第二日天未亮,温瑾承刚刚起身去上朝,睨熵便进来禀告。说花妃的孩子保住了。太医禀告,孩子已经渡过了危险期。花妃想见她。“主子,你真的要去?”
睨熵其实不想她去。她觉得自己过去将她毁灭了就是了,何必主子亲自去一趟。南淮意道,“我亲自去和她说说话。之前皇上在,许多话我不好说。外头已经有嫔妃来了吧,走,我心情好,先出去和她们聊天。”
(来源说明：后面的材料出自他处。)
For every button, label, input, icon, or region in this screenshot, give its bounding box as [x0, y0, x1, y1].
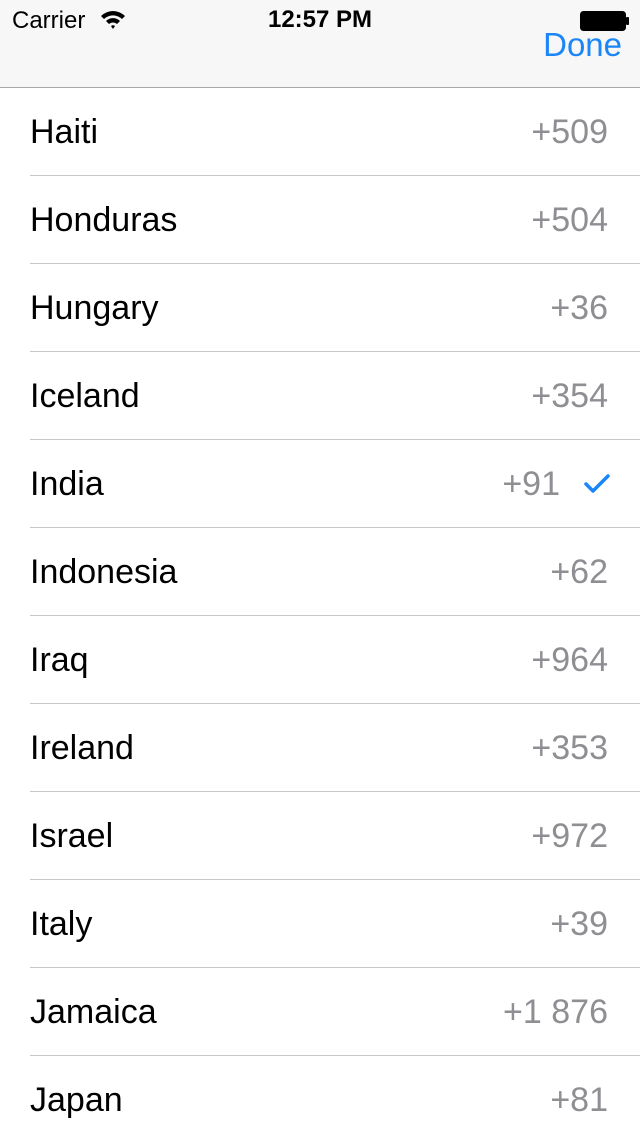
country-name: Japan [30, 1081, 123, 1119]
country-row[interactable]: Honduras +504 [0, 176, 640, 264]
country-name: Haiti [30, 113, 99, 151]
country-row[interactable]: Israel +972 [0, 792, 640, 880]
checkmark-icon [584, 474, 610, 493]
dialing-code: +1 876 [503, 993, 608, 1031]
country-row[interactable]: Hungary +36 [0, 264, 640, 352]
country-row[interactable]: India +91 [0, 440, 640, 528]
done-button[interactable]: Done [543, 26, 622, 64]
dialing-code: +36 [550, 289, 608, 327]
country-row[interactable]: Jamaica +1 876 [0, 968, 640, 1056]
dialing-code: +964 [531, 641, 608, 679]
country-row[interactable]: Ireland +353 [0, 704, 640, 792]
country-name: Iraq [30, 641, 89, 679]
country-list: Haiti +509 Honduras +504 Hungary +36 Iceland +3… [0, 88, 640, 1136]
country-name: Indonesia [30, 553, 178, 591]
country-name: India [30, 465, 104, 503]
navigation-bar: Carrier 12:57 PM Done [0, 0, 640, 88]
country-row[interactable]: Haiti +509 [0, 88, 640, 176]
country-name: Italy [30, 905, 93, 943]
dialing-code: +354 [531, 377, 608, 415]
dialing-code: +504 [531, 201, 608, 239]
country-row[interactable]: Japan +81 [0, 1056, 640, 1136]
dialing-code: +972 [531, 817, 608, 855]
dialing-code: +81 [550, 1081, 608, 1119]
country-name: Iceland [30, 377, 140, 415]
country-row[interactable]: Iraq +964 [0, 616, 640, 704]
dialing-code: +353 [531, 729, 608, 767]
country-name: Israel [30, 817, 114, 855]
country-name: Ireland [30, 729, 134, 767]
country-row[interactable]: Indonesia +62 [0, 528, 640, 616]
country-row[interactable]: Italy +39 [0, 880, 640, 968]
country-row[interactable]: Iceland +354 [0, 352, 640, 440]
country-name: Hungary [30, 289, 159, 327]
dialing-code: +39 [550, 905, 608, 943]
dialing-code: +509 [531, 113, 608, 151]
country-name: Honduras [30, 201, 178, 239]
country-code-picker-screen: Carrier 12:57 PM Done Haiti +509 Honduras +… [0, 0, 640, 1136]
country-name: Jamaica [30, 993, 157, 1031]
dialing-code: +62 [550, 553, 608, 591]
dialing-code: +91 [502, 465, 560, 503]
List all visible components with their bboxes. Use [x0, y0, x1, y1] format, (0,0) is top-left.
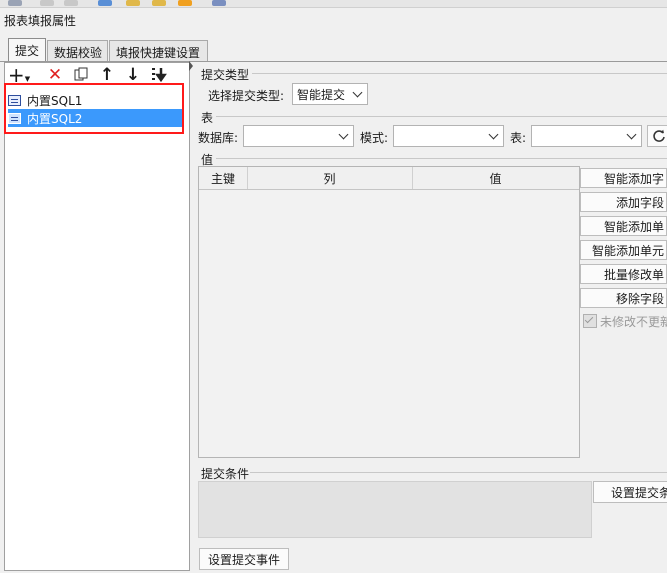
- chevron-down-icon: [483, 126, 503, 146]
- database-icon: [8, 112, 21, 124]
- add-icon[interactable]: + ▼: [8, 64, 30, 86]
- chevron-down-icon: [621, 126, 641, 146]
- tab-submit[interactable]: 提交: [8, 38, 46, 62]
- column-header-value[interactable]: 值: [412, 167, 579, 189]
- section-divider: [216, 116, 667, 117]
- smart-add-cell-button[interactable]: 智能添加单: [580, 216, 667, 236]
- smart-add-cell-group-button[interactable]: 智能添加单元: [580, 240, 667, 260]
- redo-icon[interactable]: [64, 0, 78, 6]
- report-icon[interactable]: [152, 0, 166, 6]
- delete-icon[interactable]: ✕: [44, 64, 66, 86]
- smart-add-field-button[interactable]: 智能添加字: [580, 168, 667, 188]
- column-header-column[interactable]: 列: [247, 167, 413, 189]
- column-header-primary-key[interactable]: 主键: [199, 167, 248, 189]
- section-divider: [250, 472, 667, 473]
- conditions-area[interactable]: [198, 481, 592, 538]
- preview-icon[interactable]: [212, 0, 226, 6]
- move-down-icon[interactable]: ↓: [122, 64, 144, 86]
- submit-type-section-label: 提交类型: [201, 68, 250, 82]
- list-item-label: 内置SQL2: [27, 111, 83, 126]
- unchanged-no-update-checkbox[interactable]: 未修改不更新: [583, 313, 667, 329]
- database-icon: [8, 94, 21, 106]
- values-table[interactable]: 主键 列 值: [198, 166, 580, 458]
- database-label: 数据库:: [198, 131, 239, 145]
- app-toolbar-strip: [0, 0, 667, 8]
- submit-type-label: 选择提交类型:: [208, 89, 285, 103]
- database-select[interactable]: [243, 125, 354, 147]
- add-field-button[interactable]: 添加字段: [580, 192, 667, 212]
- copy-icon[interactable]: [70, 64, 92, 86]
- save-icon[interactable]: [8, 0, 22, 6]
- list-item-label: 内置SQL1: [27, 93, 83, 108]
- splitter-handle[interactable]: [188, 61, 194, 102]
- refresh-button[interactable]: [647, 125, 667, 147]
- sort-icon[interactable]: [148, 64, 170, 86]
- chevron-down-icon: [347, 84, 367, 104]
- schema-select[interactable]: [393, 125, 504, 147]
- submit-type-select[interactable]: 智能提交: [292, 83, 368, 105]
- remove-field-button[interactable]: 移除字段: [580, 288, 667, 308]
- checkbox-label: 未修改不更新: [600, 314, 667, 329]
- submit-list-panel: [4, 62, 190, 571]
- table-select[interactable]: [531, 125, 642, 147]
- batch-edit-cell-button[interactable]: 批量修改单: [580, 264, 667, 284]
- table-label: 表:: [510, 131, 527, 145]
- submit-type-value: 智能提交: [297, 87, 346, 102]
- list-toolbar: + ▼ ✕ ↑ ↓: [6, 64, 186, 86]
- tab-shortcut-settings[interactable]: 填报快捷键设置: [109, 40, 208, 61]
- list-item[interactable]: 内置SQL2: [8, 109, 182, 127]
- dialog-title: 报表填报属性: [4, 14, 77, 28]
- section-divider: [216, 158, 667, 159]
- section-divider: [252, 73, 667, 74]
- conditions-section-label: 提交条件: [201, 467, 250, 481]
- refresh-icon: [653, 129, 665, 142]
- undo-icon[interactable]: [40, 0, 54, 6]
- table-header: 主键 列 值: [199, 167, 579, 190]
- template-icon[interactable]: [98, 0, 112, 6]
- set-submit-condition-button[interactable]: 设置提交条: [593, 481, 667, 503]
- tab-data-validation[interactable]: 数据校验: [47, 40, 108, 61]
- brush-icon[interactable]: [178, 0, 192, 6]
- schema-label: 模式:: [360, 131, 389, 145]
- table-section-label: 表: [201, 111, 214, 125]
- chevron-down-icon: [333, 126, 353, 146]
- set-submit-event-button[interactable]: 设置提交事件: [199, 548, 289, 570]
- checkbox-icon: [583, 314, 597, 328]
- list-item[interactable]: 内置SQL1: [8, 91, 182, 109]
- move-up-icon[interactable]: ↑: [96, 64, 118, 86]
- dataset-icon[interactable]: [126, 0, 140, 6]
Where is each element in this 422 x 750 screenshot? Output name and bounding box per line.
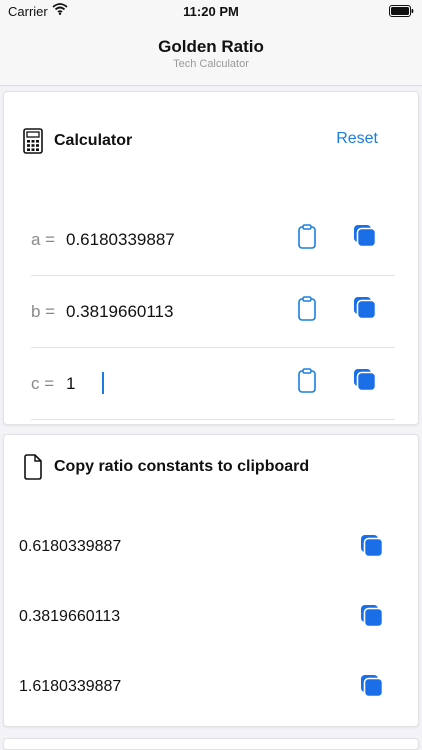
next-card <box>3 738 419 750</box>
var-label-a: a = <box>31 230 56 249</box>
constant-value: 0.6180339887 <box>19 538 122 555</box>
var-label-b: b = <box>31 302 56 321</box>
input-a[interactable] <box>66 224 286 256</box>
calculator-icon <box>23 128 43 159</box>
constant-row: 0.6180339887 <box>19 528 399 568</box>
copy-icon[interactable] <box>360 674 384 703</box>
reset-button[interactable]: Reset <box>336 130 378 148</box>
constant-row: 0.3819660113 <box>19 598 399 638</box>
status-bar: Carrier 11:20 PM <box>0 0 422 24</box>
calculator-title: Calculator <box>54 132 133 149</box>
input-b[interactable] <box>66 296 286 328</box>
clipboard-icon[interactable] <box>297 296 317 327</box>
status-time: 11:20 PM <box>183 4 239 19</box>
constant-row: 1.6180339887 <box>19 668 399 708</box>
copy-icon[interactable] <box>353 296 377 325</box>
input-c[interactable] <box>66 368 286 400</box>
constants-card: Copy ratio constants to clipboard 0.6180… <box>3 434 419 727</box>
calc-row-b: b = <box>31 276 395 348</box>
nav-bar: Golden Ratio Tech Calculator <box>0 24 422 86</box>
battery-icon <box>389 5 414 20</box>
text-cursor <box>102 372 104 394</box>
document-icon <box>23 454 43 485</box>
copy-icon[interactable] <box>353 224 377 253</box>
constant-value: 0.3819660113 <box>19 608 121 625</box>
page-title: Golden Ratio <box>158 37 264 56</box>
calculator-card: Calculator Reset a = b = <box>3 91 419 425</box>
copy-icon[interactable] <box>360 534 384 563</box>
constant-value: 1.6180339887 <box>19 678 122 695</box>
constants-title: Copy ratio constants to clipboard <box>54 458 310 475</box>
clipboard-icon[interactable] <box>297 224 317 255</box>
page-subtitle: Tech Calculator <box>173 58 249 70</box>
copy-icon[interactable] <box>360 604 384 633</box>
clipboard-icon[interactable] <box>297 368 317 399</box>
copy-icon[interactable] <box>353 368 377 397</box>
var-label-c: c = <box>31 374 55 393</box>
calc-row-c: c = <box>31 348 395 420</box>
calc-row-a: a = <box>31 204 395 276</box>
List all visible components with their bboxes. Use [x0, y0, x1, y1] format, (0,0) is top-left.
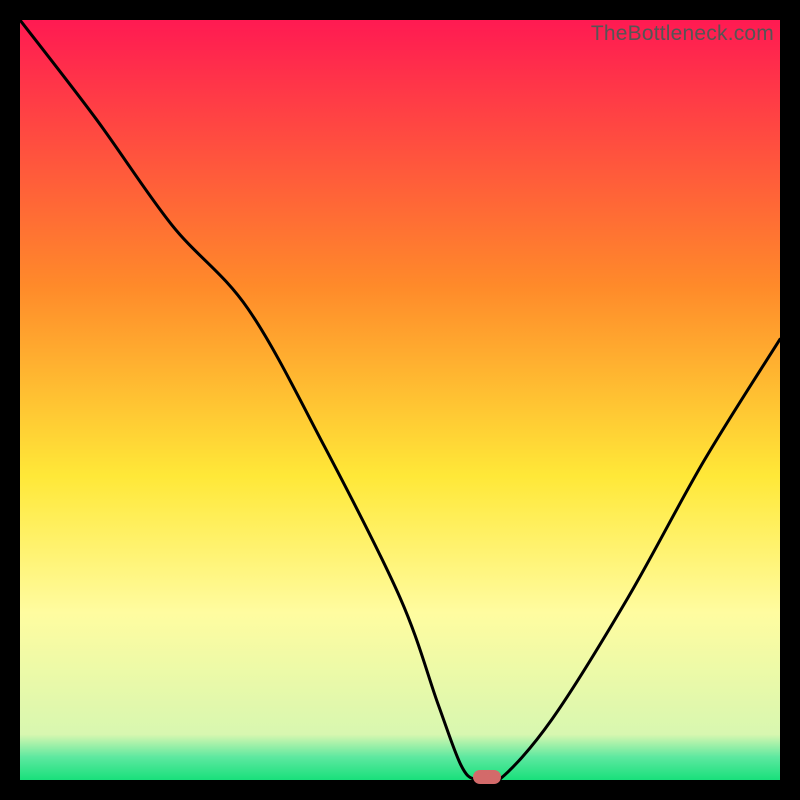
- plot-area: TheBottleneck.com: [20, 20, 780, 780]
- chart-frame: TheBottleneck.com: [0, 0, 800, 800]
- optimal-marker: [473, 770, 501, 784]
- bottleneck-curve: [20, 20, 780, 780]
- credit-text: TheBottleneck.com: [591, 22, 774, 46]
南淮意梳洗好,出来的时候外殿坐着的是湘贵妃和贤妃还有丽嫔。“臣妾参见皇后娘娘。”
三人没想到南淮意出来的这么早,一时间有些诧异。回过神来立刻起身请安。南淮意挥手示意她们都坐下。然后才说道,“本宫就是听外头你们都来了,便出来和你们说说话。”
丽嫔问道,“皇后娘娘的身子可大好了?”
她的眼里,那是真正的关心。南淮意点头,“嗯,已经完全好了,放心。”
丽嫔这才露出了放心的表情。“如此就好,臣妾听说昨日皇后娘娘侍寝了,臣妾担心娘娘的身子,都没睡好觉,今日赶早就来了,就想看看你是不是没事儿。”
南淮意只觉得头顶几十只乌鸦飞过。她说的都是什么虎狼之语?湘贵妃和贤妃的脸上也都羞红了。湘贵妃道,“丽嫔,这都是皇上和皇后娘娘的事儿,你怎么可以随意说。”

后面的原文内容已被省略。